In einer Reaktion auf die weitere Verzögerung äußert Thomas Greiner, Präsident des Arbeitgeberverbandes Pflege (AGVP), durchaus Verständnis. Gegenüber Care vor9 sagte Greiner: "Pflegebedürftige brauchen eine Reform, die mehr Pflegeplätze ermöglicht und Kosten bremst. Wenn die Bundesregierung für einen großen Sprung Anlauf nimmt, ist eine erneute Verschiebung der Pflegereform nachvollziehbar. Dann muss sie aber auch liefern: weniger Detailsteuerung, mehr Spielraum für Pflegeunternehmen." 

Einen etwas anderen Blick auf die erneute Verschiebung hat derweil Thomas Knieling, Bundesgeschäftsführer beim Verband Deutscher Alten- und Behindertenhilfe (VDAB). Er sieht darin "ein fatales Signal an die Pflegebranche." Knieling argumentiert, dass diejenigen, die tagtäglich die Versorgung sichern, schon seit Langem auf die dringend notwendige Entscheidungen warten würden. 

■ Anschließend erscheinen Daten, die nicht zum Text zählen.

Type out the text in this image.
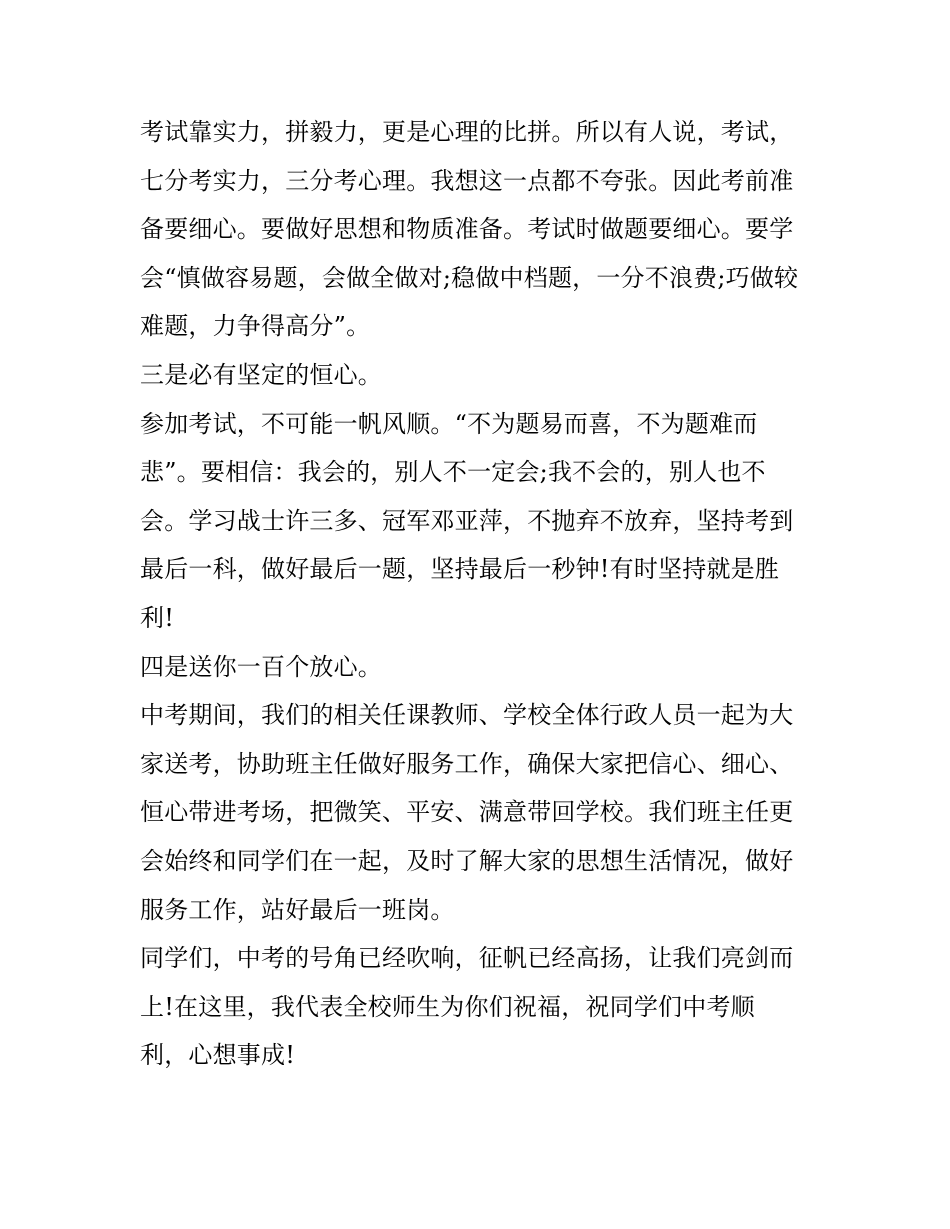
考试靠实力，拼毅力，更是心理的比拼。所以有人说，考试，
七分考实力，三分考心理。我想这一点都不夸张。因此考前准
备要细心。要做好思想和物质准备。考试时做题要细心。要学
会“慎做容易题，会做全做对;稳做中档题，一分不浪费;巧做较
难题，力争得高分”。
三是必有坚定的恒心。
参加考试，不可能一帆风顺。“不为题易而喜，不为题难而
悲”。要相信：我会的，别人不一定会;我不会的，别人也不
会。学习战士许三多、冠军邓亚萍，不抛弃不放弃，坚持考到
最后一科，做好最后一题，坚持最后一秒钟!有时坚持就是胜
利!
四是送你一百个放心。
中考期间，我们的相关任课教师、学校全体行政人员一起为大
家送考，协助班主任做好服务工作，确保大家把信心、细心、
恒心带进考场，把微笑、平安、满意带回学校。我们班主任更
会始终和同学们在一起，及时了解大家的思想生活情况，做好
服务工作，站好最后一班岗。
同学们，中考的号角已经吹响，征帆已经高扬，让我们亮剑而
上!在这里，我代表全校师生为你们祝福，祝同学们中考顺
利，心想事成!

Entscheidung über Reform wird sich wohl bis in den Herbst hineinziehen

Der VDAB-Geschäftsführer führt weiter aus: "Für die Einrichtungen wird die Lage zunehmend existenzbedrohend: Personalengpässe verschärfen sich, wirtschaftliche Belastungen steigen und die Kosten für Pflegebedürftige und Sozialhilfeträger explodieren. Es braucht jetzt klare, verbindliche Maßnahmen, die starre Strukturen aufbrechen, regulatorische Hürden beseitigen und den Einrichtungen echte Flexibilität ermöglichen. Die Bundesregierung darf die Menschen, die Pflege brauchen, die Fachkräfte, die sie versorgen und die Einrichtungen, die Arbeitsplätze und Infrastrukturen für eine professionelle und flächendeckende Pflege schaffen, nicht mehr länger hinhalten."